Ese mapa —derecha allá, izquierda acá— dejó de encajar tan pronto como la marea roja empezó a desteñirse. En los últimos años, varios países han girado hacia opciones conservadoras después de experiencias progresistas que, con matices, intentaron redistribuir, ampliar transferencias y corregir abusos. La pregunta no es menor: ¿por qué votar contra gobiernos que, al menos al inicio, sí mejoraron la vida de los de abajo?
Una clave está en algo que casi nunca se dice en voz alta: las políticas populares tienen rendimientos decrecientes. El primer tramo es visible y políticamente rentable: pensiones, subsidios, alzas salariales, freno de prácticas abusivas. Ese arranque produce alivio real, incluso estadístico: millones salen de la pobreza. Pero llega un punto en que el impulso inicial ya no alcanza, y aparece el bloqueo: el Estado topa con límites presupuestales.
Cuando el gobierno intenta estirar la redistribución con endeudamiento o subiendo impuestos, suele pagar costos: inflación, salida de capitales, depreciación, estancamiento. Entonces ocurre lo más corrosivo para cualquier proyecto popular: la gente siente que “la derrama” se detuvo, pero el costo de vida siguió subiendo y el empleo digno no llegó. En muchos casos se logró repartir mejor, sí, pero sobre un pastel que no creció.
Ese desgaste es el combustible perfecto para el siguiente giro del péndulo: aparecen candidatos oportunistas —jilgueros con micrófono— que toman la ansiedad y la convierten en relato épico. Le roban a la izquierda la rabia, se declaran víctimas del sistema, prometen dinamitar lo políticamente correcto y, sobre todo, ofrecen una sensación de control: alguien a quien culpar, alguien a quien castigar, algo simple que creer. En un ambiente moldeado por redes sociales, la estridencia se premia y la complejidad se castiga.
Por eso el voto conservador no necesariamente significa que “la gente se volvió rica” o que se enamoró de políticas pro-élite. Muchas veces es una reacción al cansancio: si el presente no mejora y el futuro se ve incierto, la alternancia se vuelve un acto de supervivencia emocional. No se vota por el programa, se vota por el giro; no por el modelo, sino por la esperanza de que “algo cambie”, aunque sea a ciegas.
¿Y México? Hoy luce como una excepción por dos razones: popularidad sostenida y control político-institucional más amplio que el de varios gobiernos progresistas que terminaron derrotados. Eso reduce el riesgo inmediato. Pero la excepción no es garantía. El reto real no es conservar el relato; es sostener resultados donde suele romperse el experimento regional: seguridad e ingresos.
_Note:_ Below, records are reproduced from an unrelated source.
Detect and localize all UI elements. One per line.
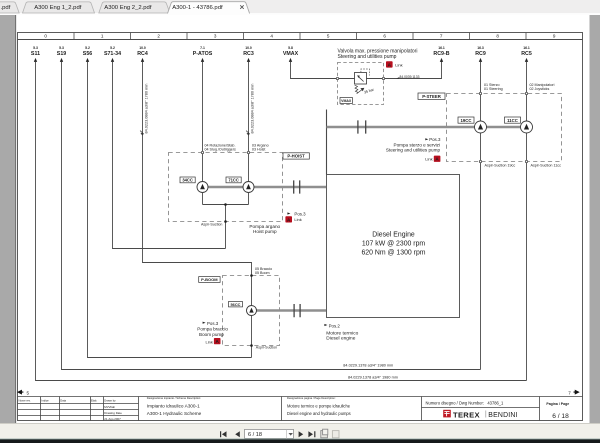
node RC9 label <box>475 46 486 57</box>
svg-text:05 Boom: 05 Boom <box>255 271 270 275</box>
svg-text:RC9-B: RC9-B <box>433 51 449 57</box>
svg-text:.pdf: .pdf <box>1 5 11 11</box>
svg-text:Elab.: Elab. <box>91 399 97 403</box>
svg-text:S19: S19 <box>57 51 66 57</box>
leader arrow relief hose <box>396 77 399 79</box>
svg-text:1: 1 <box>101 34 104 39</box>
link icon steering <box>425 156 440 162</box>
VMAX tag box <box>340 98 352 104</box>
svg-text:Pos.3: Pos.3 <box>207 321 219 326</box>
relief valve spring <box>355 85 359 93</box>
wire RC4 boom delivery <box>143 62 252 306</box>
tab 4 active <box>168 2 250 14</box>
hose leader tick RC4 <box>140 131 143 135</box>
pump 19CC tag <box>458 117 474 123</box>
steering pos3 note <box>386 137 441 152</box>
svg-text:Drawn by: Drawn by <box>104 399 116 403</box>
engine pos2 note <box>324 323 358 341</box>
tab 3 <box>99 2 170 13</box>
node RC9 arrow <box>479 58 482 62</box>
svg-text:Aspir-Suction: Aspir-Suction <box>201 223 222 227</box>
svg-text:P-HOIST: P-HOIST <box>287 154 305 159</box>
node RC4 label <box>137 46 148 57</box>
svg-text:Diesel Engine: Diesel Engine <box>372 231 415 238</box>
svg-text:Impianto idraulico A300-1: Impianto idraulico A300-1 <box>147 404 200 409</box>
svg-text:P-BOOM: P-BOOM <box>201 277 218 282</box>
svg-text:84.0229.1378 a3/4" 1980 mm: 84.0229.1378 a3/4" 1980 mm <box>348 376 398 380</box>
svg-text:6: 6 <box>383 34 386 39</box>
boom pos3 note <box>197 321 228 337</box>
wire VMAX relief line <box>291 62 442 79</box>
P-BOOM dashed box <box>223 276 280 346</box>
pump 11CC tag <box>505 117 521 123</box>
hoist tandem shaft between pumps <box>208 186 243 188</box>
wire 11CC suction <box>526 133 528 381</box>
svg-text:16.1: 16.1 <box>438 46 445 50</box>
pump group labels 04 <box>205 143 237 151</box>
svg-text:21.Ago.2007: 21.Ago.2007 <box>104 417 121 421</box>
wire S71-34 suction to hoist pumps <box>113 62 226 249</box>
node P-ATOS arrow <box>201 58 204 62</box>
link icon VMAX <box>386 61 403 67</box>
svg-text:7: 7 <box>440 34 443 39</box>
scheme description cell <box>147 396 202 416</box>
toolbar view icons <box>321 429 339 438</box>
page description cell <box>287 396 351 416</box>
svg-text:Diesel engine: Diesel engine <box>326 336 355 342</box>
wire 19CC suction <box>480 133 482 370</box>
hoist suction manifold <box>203 193 249 249</box>
pump 34CC <box>197 182 208 193</box>
hose leader tick RC3 <box>246 131 249 135</box>
svg-text:84.0039.1133: 84.0039.1133 <box>400 75 420 79</box>
node circle relief right <box>382 77 384 79</box>
pump 11CC <box>521 121 533 133</box>
svg-text:10.0: 10.0 <box>139 46 146 50</box>
svg-text:Diesel engine and hydraulic pu: Diesel engine and hydraulic pumps <box>287 411 351 416</box>
node RC4 arrow <box>141 58 144 62</box>
svg-text:11CC: 11CC <box>507 118 518 123</box>
svg-text:Link: Link <box>294 217 301 222</box>
svg-text:Designazione pagina / Page Des: Designazione pagina / Page Description: <box>287 396 336 400</box>
svg-text:Link: Link <box>206 339 213 344</box>
boom pump shaft <box>257 309 327 311</box>
tab bar background <box>0 0 600 13</box>
svg-text:7.1: 7.1 <box>200 46 205 50</box>
wire RC5 to 11CC pump <box>526 62 528 122</box>
page number cell <box>546 402 569 420</box>
node S11 arrow <box>34 58 37 62</box>
svg-text:Aspir-Suction 19cc: Aspir-Suction 19cc <box>485 163 516 167</box>
node RC5 label <box>521 46 532 57</box>
svg-text:84.0223.0884 a3/8" 1780 mm: 84.0223.0884 a3/8" 1780 mm <box>251 84 255 134</box>
wire S11 suction bus <box>36 62 527 381</box>
node circle P-STEER bottom left <box>479 160 481 162</box>
svg-text:3: 3 <box>214 34 217 39</box>
bottom dark strip <box>0 439 600 443</box>
svg-text:VMAX: VMAX <box>341 99 352 103</box>
svg-text:5.3: 5.3 <box>59 46 64 50</box>
node S71-34 label <box>104 46 121 57</box>
svg-text:03 Hoist: 03 Hoist <box>252 148 265 152</box>
svg-text:6 / 18: 6 / 18 <box>248 432 262 438</box>
svg-text:Numero disegno / Dwg Number:: Numero disegno / Dwg Number: 43786_1 <box>426 401 505 406</box>
node S71-34 arrow <box>111 58 114 62</box>
node S56 label <box>83 46 92 57</box>
wire RC9 to 19CC pump <box>480 62 482 122</box>
svg-text:16.1: 16.1 <box>523 46 530 50</box>
steering pump shaft <box>327 126 521 128</box>
sheet back arrow 5 <box>18 390 29 395</box>
P-BOOM tag box <box>199 277 220 283</box>
svg-text:RC4: RC4 <box>137 51 148 57</box>
link icon boom <box>206 338 221 344</box>
junction boom suction <box>250 344 253 347</box>
toolbar next-page button <box>299 431 304 437</box>
hoist pos3 note <box>287 212 306 217</box>
relief valve pilot dashes <box>361 69 370 76</box>
wire S19 suction bus <box>62 62 481 370</box>
svg-text:84.0223.0884 a3/8" 1780 mm: 84.0223.0884 a3/8" 1780 mm <box>144 84 148 134</box>
svg-text:A300 Eng 2_2.pdf: A300 Eng 2_2.pdf <box>104 5 152 11</box>
pump 71CC tag <box>226 177 241 183</box>
svg-text:Aspir-Suction: Aspir-Suction <box>256 346 277 350</box>
svg-text:S11: S11 <box>31 51 40 57</box>
svg-text:6 / 18: 6 / 18 <box>552 413 569 420</box>
junction boom supply <box>250 274 253 277</box>
svg-text:01 Steering: 01 Steering <box>484 87 503 91</box>
svg-text:S71-34: S71-34 <box>104 51 121 57</box>
hoist shaft coupling <box>294 180 300 193</box>
svg-text:Data: Data <box>60 399 66 403</box>
svg-text:RC5: RC5 <box>521 51 532 57</box>
node circle P-STEER top left <box>479 92 481 94</box>
svg-text:10.0: 10.0 <box>245 46 252 50</box>
svg-text:5.3: 5.3 <box>33 46 38 50</box>
svg-text:71CC: 71CC <box>228 178 239 183</box>
hoist pump shaft <box>254 186 326 188</box>
svg-text:4: 4 <box>270 34 273 39</box>
node VMAX label <box>283 46 299 57</box>
pump group labels 03 <box>252 143 269 151</box>
svg-text:0: 0 <box>44 34 47 39</box>
svg-text:84.0229.1378 a3/4" 1980 mm: 84.0229.1378 a3/4" 1980 mm <box>343 364 393 368</box>
node circle P-HOIST top left <box>201 151 203 153</box>
svg-text:A300-1 - 43786.pdf: A300-1 - 43786.pdf <box>172 5 223 11</box>
pump 19CC <box>475 121 487 133</box>
svg-text:A300 Eng 1_2.pdf: A300 Eng 1_2.pdf <box>34 5 82 11</box>
hoist pump note <box>249 224 280 234</box>
node S11 label <box>31 46 40 57</box>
Si se logra bajar la criminalidad y, sobre todo, hacer crecer el pastel con empleo y poder adquisitivo, el péndulo puede mantenerse. Si no, el mismo malestar que ya empujó giros en otros países encontrará tarde o temprano una puerta de entrada.
Fuente: Jorge Zepeda Patterson, “América Latina se derechiza, ¿y México?”, EL PAÍS México, 17 de diciembre de 2025.